Intervention de Philippe Bas

Réunion du 17 juin 2020 à 15h00
Report des élections sénatoriales et des élections législatives partielles — Article 1er

Photo de Philippe BasPhilippe Bas :

D’un accident comme celui que nous connaissons, que j’ai qualifié de cas de force majeure, il faut prendre soin de ne tirer que les conséquences strictement nécessaires, dans une grande économie de moyens et selon une vision minimaliste, de manière à circonscrire les effets des circonstances ; nous devons en quelque sorte faire la part du feu.

C’est un accident, il y en a d’autres. M. Yung nous rappelait à l’instant ce qui se passe en cas d’élection partielle. Régulièrement, certains de nos collègues entrent au Gouvernement ou démissionnent, parfois pour assurer une fonction dans un exécutif local ; ils sont alors remplacés. L’élection de certains collègues est parfois annulée ; cela concerne parfois une liste entière – je me souviens de l’annulation, en 2005, de l’élection de cinq sénateurs d’un même département.
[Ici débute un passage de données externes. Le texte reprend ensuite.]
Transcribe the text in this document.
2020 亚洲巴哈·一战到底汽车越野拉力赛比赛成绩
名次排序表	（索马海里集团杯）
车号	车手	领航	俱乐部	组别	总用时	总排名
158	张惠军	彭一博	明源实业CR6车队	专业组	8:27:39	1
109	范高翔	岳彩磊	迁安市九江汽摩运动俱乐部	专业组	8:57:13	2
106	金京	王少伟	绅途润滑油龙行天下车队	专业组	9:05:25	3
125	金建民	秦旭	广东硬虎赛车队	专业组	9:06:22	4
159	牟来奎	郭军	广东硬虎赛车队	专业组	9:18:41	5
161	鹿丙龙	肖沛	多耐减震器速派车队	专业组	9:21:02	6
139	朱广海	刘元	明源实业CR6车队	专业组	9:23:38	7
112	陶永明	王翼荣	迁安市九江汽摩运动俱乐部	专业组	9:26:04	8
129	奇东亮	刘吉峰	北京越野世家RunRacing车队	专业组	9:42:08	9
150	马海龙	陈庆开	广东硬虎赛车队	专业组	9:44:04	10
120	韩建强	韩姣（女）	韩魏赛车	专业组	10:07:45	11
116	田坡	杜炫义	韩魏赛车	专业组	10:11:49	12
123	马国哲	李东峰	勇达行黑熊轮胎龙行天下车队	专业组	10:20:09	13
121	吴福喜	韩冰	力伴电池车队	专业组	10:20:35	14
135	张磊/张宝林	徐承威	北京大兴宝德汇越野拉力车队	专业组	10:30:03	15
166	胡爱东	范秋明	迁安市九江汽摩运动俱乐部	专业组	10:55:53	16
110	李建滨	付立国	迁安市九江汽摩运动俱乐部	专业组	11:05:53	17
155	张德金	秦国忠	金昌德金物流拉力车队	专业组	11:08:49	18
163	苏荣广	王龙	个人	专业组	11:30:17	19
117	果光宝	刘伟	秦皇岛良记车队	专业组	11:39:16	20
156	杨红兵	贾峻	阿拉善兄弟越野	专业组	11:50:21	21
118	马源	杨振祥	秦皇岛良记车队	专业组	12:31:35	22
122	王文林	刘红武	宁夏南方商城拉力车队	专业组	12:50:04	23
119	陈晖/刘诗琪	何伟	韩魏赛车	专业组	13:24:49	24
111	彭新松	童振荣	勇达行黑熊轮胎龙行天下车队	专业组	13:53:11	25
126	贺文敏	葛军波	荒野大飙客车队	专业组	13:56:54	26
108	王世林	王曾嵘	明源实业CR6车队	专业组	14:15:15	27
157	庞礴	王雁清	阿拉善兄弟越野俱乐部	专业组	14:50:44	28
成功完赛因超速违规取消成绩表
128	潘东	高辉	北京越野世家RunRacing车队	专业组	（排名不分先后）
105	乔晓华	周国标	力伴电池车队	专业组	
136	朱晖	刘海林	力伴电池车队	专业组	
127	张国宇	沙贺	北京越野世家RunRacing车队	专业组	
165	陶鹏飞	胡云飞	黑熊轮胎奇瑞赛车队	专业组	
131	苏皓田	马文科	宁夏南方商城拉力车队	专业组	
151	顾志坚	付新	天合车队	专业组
Ce projet de loi organique vise à ne pas donner d’effet disproportionné à l’accident en question. En l’occurrence, nous avons connaissance de l’accident avant l’élection ; c’est pour cela que nous devons agir. Nous devons traiter la situation de nos collègues qui seront élus en septembre 2021, si cette loi organique est promulguée, exactement comme nous avons l’habitude de le faire en d’autres circonstances.

Notre collègue Philippe Dominati s’inquiète que nous ouvrions la voie à des dérives extrêmement graves en prolongeant des mandats sans motif d’intérêt général et pour une durée disproportionnée. Or, précisément, le motif d’intérêt général existe bien : c’est l’accident que je mentionnais, c’est-à-dire la crise sanitaire mondiale. Par ailleurs, il ne serait pas constitutionnel de prolonger le mandat de deux, de trois, de quatre ou de cinq ans. On ne peut pas faire n’importe quoi : nous sommes assujettis au respect de principes qui sont ceux de la démocratie ; nous avons juste besoin que le corps électoral soit complété. En effet, comme l’a souligné M. Le Gleut, de nombreux sièges de conseiller consulaire ne sont plus pourvus aujourd’hui. Le collège électoral doit donc être complété et renouvelé démocratiquement. Nous sommes tous, j’imagine, favorables, au nom de la légitimité de notre assemblée, à ce que chacun d’entre nous soit élu par un corps électoral réellement représentatif des Français qui l’ont désigné. C’est tout de même une règle de base, il n’est même pas besoin de faire du juridisme, d’entrer dans le détail des principes constitutionnels pour l’affirmer énergiquement !

Il faut veiller à limiter la prolongation de la durée des mandats pour éviter tout risque constitutionnel. A contrario, si l’on devait laisser les choses suivre leur cours, je crains fort que les six collègues qui seraient alors élus en septembre 2020 ne voient leur élection contestée et en définitive annulée. Il s’ensuivrait pour le Sénat une vacance de sièges et l’obligation de devoir piteusement revoter une loi organique pour fixer la date d’élections sénatoriales partielles, qui devraient nécessairement avoir lieu non pas dans le délai de trois mois prévu en cas de démission, de décès ou d’entrée au Gouvernement, mais nettement plus tard, puisque l’annulation pourrait intervenir en décembre, en janvier, en février ou en mars de l’année prochaine. Ce serait une situation désastreuse pour le Sénat ! Il faut y faire attention.

Mes chers collègues, j’y insiste, ce n’est pas de gaieté de cœur que, après réflexion, je me suis rallié à la position du Gouvernement, qui n’était pas la mienne initialement. J’aurais préféré, monsieur le ministre, que le travail se fasse dans des conditions normales, que le Gouvernement nous présente une lettre rectificative ou un projet de loi, assorti d’un avis du Conseil d’État. Je regrette que vous ne l’ayez pas fait, car un juge de paix aurait alors traité les questions juridiques, et nous aurions été plus à l’aise, sur cette base, pour voter le texte. Nous avons fait de notre mieux pour suppléer à l’absence d’avis du Conseil d’État, et je ne crois pas qu’il soit possible d’envisager autre chose que ce que je vous propose pour donner assurer la sécurité juridique du dispositif.